Breaking down ROE — the mother of all ratios

Return on Equity (ROE) weighs Seneca Foods’s profit against the level of its shareholders’ equity. An ROE of 0.95% implies $0.01 returned on every $1 invested, so the higher the return, the better. Investors that are diversifying their portfolio based on industry may want to maximise their return in the Packaged Foods and Meats sector by choosing the highest returning stock. But this can be misleading as each company has different costs of equity and also varying debt levels, which could artificially push up ROE whilst accumulating high interest expense.

Return on Equity = Net Profit ÷ Shareholders Equity

ROE is assessed against cost of equity, which is measured using the Capital Asset Pricing Model (CAPM) – but let’s not dive into the details of that today. For now, let’s just look at the cost of equity number for Seneca Foods, which is 12.31%. Since Seneca Foods’s return does not cover its cost, with a difference of -11.37%, this means its current use of equity is not efficient and not sustainable. Very simply, Seneca Foods pays more for its capital than what it generates in return. ROE can be split up into three useful ratios: net profit margin, asset turnover, and financial leverage. This is called the Dupont Formula:

Dupont Formula

ROE = profit margin × asset turnover × financial leverage

ROE = (annual net profit ÷ sales) × (sales ÷ assets) × (assets ÷ shareholders’ equity)

ROE = annual net profit ÷ shareholders’ equity

NasdaqGS:SENE.A Last Perf Mar 31st 18
NasdaqGS:SENE.A Last Perf Mar 31st 18

Basically, profit margin measures how much of revenue trickles down into earnings which illustrates how efficient the business is with its cost management. The other component, asset turnover, illustrates how much revenue Seneca Foods can make from its asset base. And finally, financial leverage is simply how much of assets are funded by equity, which exhibits how sustainable the company’s capital structure is. ROE can be inflated by disproportionately high levels of debt. This is also unsustainable due to the high interest cost that the company will also incur. Thus, we should look at Seneca Foods’s debt-to-equity ratio to examine sustainability of its returns. The ratio currently stands at a balanced 105.07%, meaning Seneca Foods has not taken on excessively disproportionate debt to drive its returns. The company is able to produce profit growth without a substantial debt burden.

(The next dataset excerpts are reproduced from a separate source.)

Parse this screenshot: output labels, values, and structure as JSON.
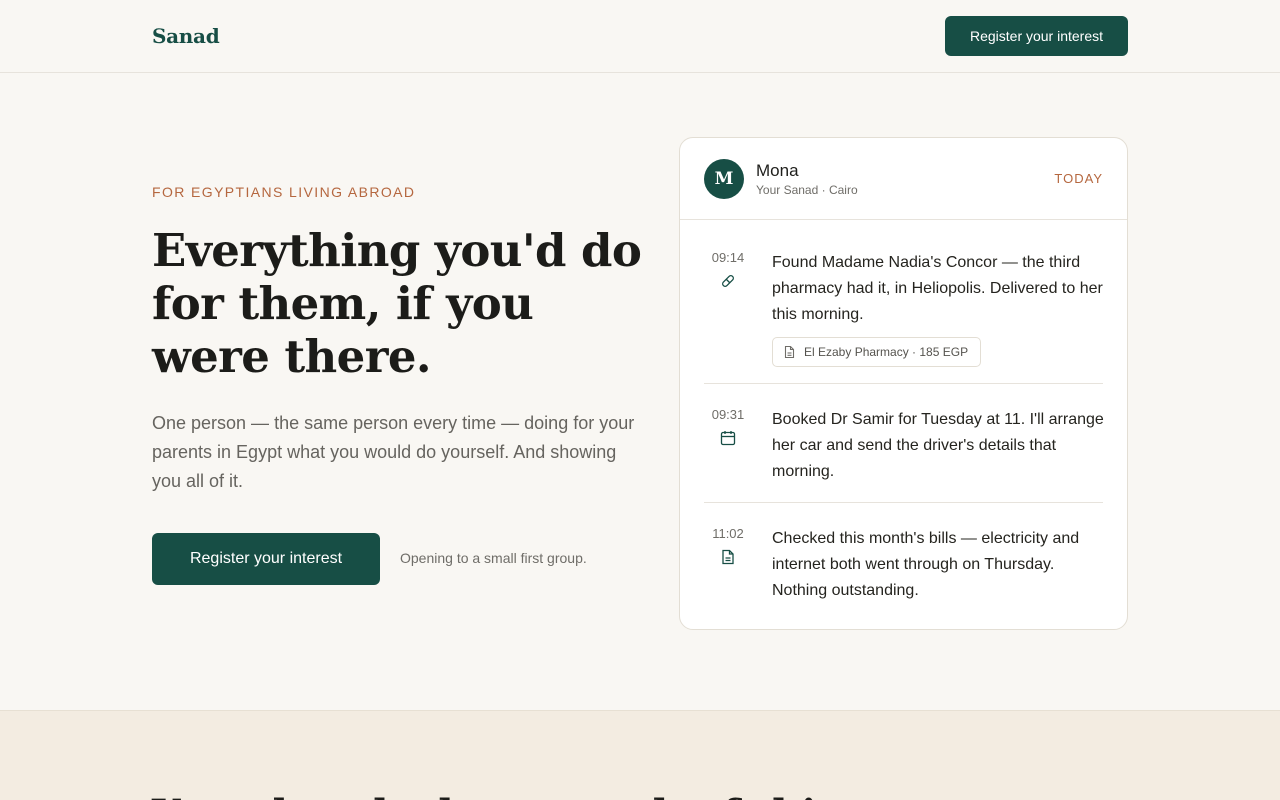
{
  "header": {
    "logo": "Sanad",
    "cta_label": "Register your interest"
  },
  "hero": {
    "eyebrow": "FOR EGYPTIANS LIVING ABROAD",
    "headline": "Everything you'd do for them, if you were there.",
    "lede": "One person — the same person every time — doing for your parents in Egypt what you would do yourself. And showing you all of it.",
    "cta_label": "Register your interest",
    "note": "Opening to a small first group."
  },
  "card": {
    "avatar_initial": "M",
    "name": "Mona",
    "subtitle": "Your Sanad · Cairo",
    "day_label": "TODAY",
    "entries": [
      {
        "time": "09:14",
        "icon": "pill-icon",
        "text": "Found Madame Nadia's Concor — the third pharmacy had it, in Heliopolis. Delivered to her this morning.",
        "receipt": "El Ezaby Pharmacy · 185 EGP"
      },
      {
        "time": "09:31",
        "icon": "calendar-icon",
        "text": "Booked Dr Samir for Tuesday at 11. I'll arrange her car and send the driver's details that morning."
      },
      {
        "time": "11:02",
        "icon": "document-icon",
        "text": "Checked this month's bills — electricity and internet both went through on Thursday. Nothing outstanding."
      }
    ]
  },
  "band": {
    "title": "You already do so much of this"
  },
  "colors": {
    "brand": "#174e45",
    "accent": "#b5673f",
    "background": "#f9f7f3",
    "band": "#f3ece1"
  }
}
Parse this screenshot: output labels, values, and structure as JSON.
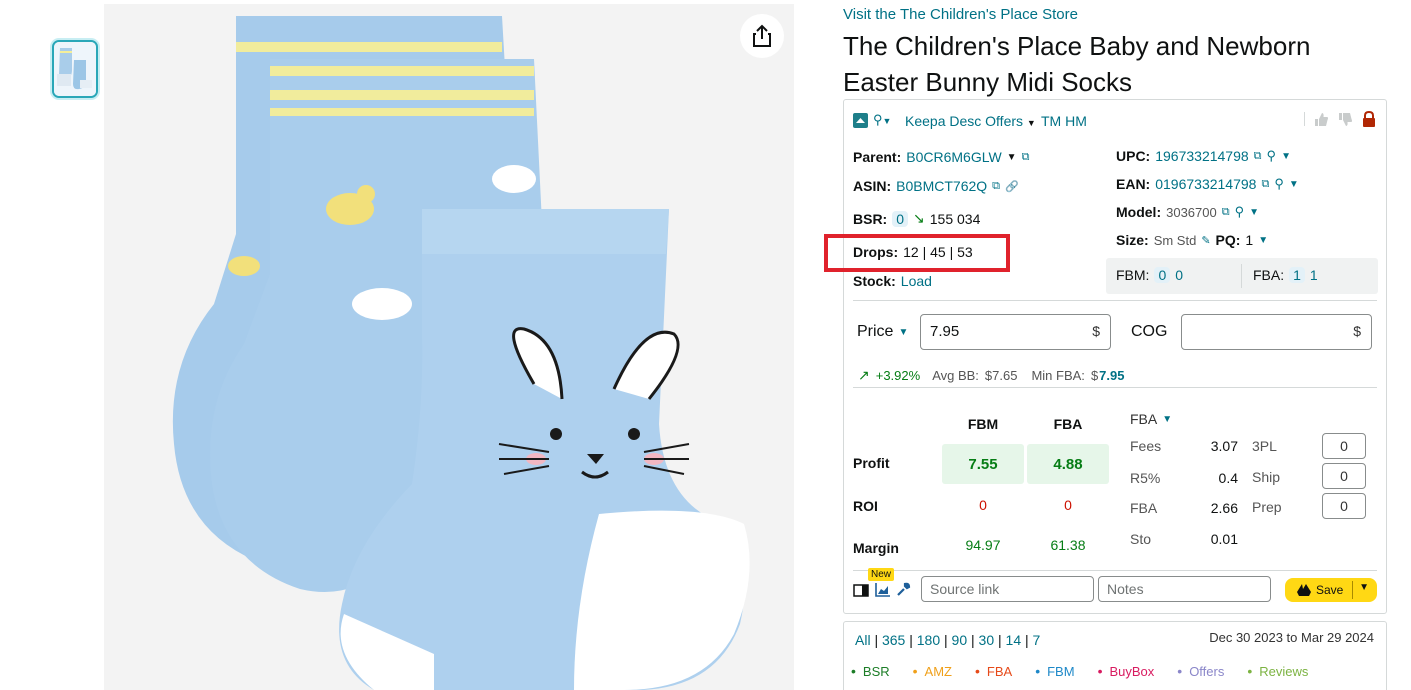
{
  "store_link": "Visit the The Children's Place Store",
  "title": "The Children's Place Baby and Newborn Easter Bunny Midi Socks",
  "panel": {
    "header": {
      "keepa_label": "Keepa Desc Offers",
      "tm_label": "TM HM"
    },
    "parent": {
      "label": "Parent:",
      "value": "B0CR6M6GLW"
    },
    "asin": {
      "label": "ASIN:",
      "value": "B0BMCT762Q"
    },
    "bsr": {
      "label": "BSR:",
      "badge": "0",
      "value": "155 034"
    },
    "drops": {
      "label": "Drops:",
      "value": "12 | 45 | 53"
    },
    "stock": {
      "label": "Stock:",
      "value": "Load"
    },
    "upc": {
      "label": "UPC:",
      "value": "196733214798"
    },
    "ean": {
      "label": "EAN:",
      "value": "0196733214798"
    },
    "model": {
      "label": "Model:",
      "value": "3036700"
    },
    "size": {
      "label": "Size:",
      "value": "Sm Std",
      "pq_label": "PQ:",
      "pq_value": "1"
    },
    "fbm_count": {
      "label": "FBM:",
      "badge": "0",
      "value": "0"
    },
    "fba_count": {
      "label": "FBA:",
      "badge": "1",
      "value": "1"
    },
    "price": {
      "label": "Price",
      "value": "7.95",
      "currency": "$"
    },
    "cog": {
      "label": "COG",
      "value": "",
      "currency": "$"
    },
    "stats": {
      "change": "+3.92%",
      "avg_bb_label": "Avg BB:",
      "avg_bb": "$7.65",
      "min_fba_label": "Min FBA:",
      "min_fba_prefix": "$",
      "min_fba": "7.95"
    },
    "calc": {
      "col_fbm": "FBM",
      "col_fba": "FBA",
      "profit_label": "Profit",
      "profit_fbm": "7.55",
      "profit_fba": "4.88",
      "roi_label": "ROI",
      "roi_fbm": "0",
      "roi_fba": "0",
      "margin_label": "Margin",
      "margin_fbm": "94.97",
      "margin_fba": "61.38"
    },
    "fees": {
      "mode": "FBA",
      "fees_label": "Fees",
      "fees_value": "3.07",
      "r5_label": "R5%",
      "r5_value": "0.4",
      "fba_label": "FBA",
      "fba_value": "2.66",
      "sto_label": "Sto",
      "sto_value": "0.01",
      "tpl_label": "3PL",
      "tpl_value": "0",
      "ship_label": "Ship",
      "ship_value": "0",
      "prep_label": "Prep",
      "prep_value": "0"
    },
    "bottom": {
      "new_badge": "New",
      "source_placeholder": "Source link",
      "notes_placeholder": "Notes",
      "save_label": "Save"
    }
  },
  "chart": {
    "ranges": [
      "All",
      "365",
      "180",
      "90",
      "30",
      "14",
      "7"
    ],
    "date_range": "Dec 30 2023 to Mar 29 2024",
    "legend": [
      {
        "label": "BSR",
        "color": "#1c7d27"
      },
      {
        "label": "AMZ",
        "color": "#f0a01a"
      },
      {
        "label": "FBA",
        "color": "#e64a19"
      },
      {
        "label": "FBM",
        "color": "#1e88c8"
      },
      {
        "label": "BuyBox",
        "color": "#d81b60"
      },
      {
        "label": "Offers",
        "color": "#8a86c9"
      },
      {
        "label": "Reviews",
        "color": "#7cb342"
      }
    ]
  },
  "colors": {
    "link": "#007185",
    "highlight_box": "#e0222c",
    "save_button": "#ffd814"
  }
}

NasdaqGS:SENE.A Historical Debt Mar 31st 18
NasdaqGS:SENE.A Historical Debt Mar 31st 18

Next Steps:

ROE is one of many ratios which meaningfully dissects financial statements, which illustrates the quality of a company. Seneca Foods’s below-industry ROE is disappointing, furthermore, its returns were not even high enough to cover its own cost of equity. However, ROE is not likely to be inflated by excessive debt funding, giving shareholders more conviction in the sustainability of returns, which has headroom to increase further. Although ROE can be a useful metric, it is only a small part of diligent research.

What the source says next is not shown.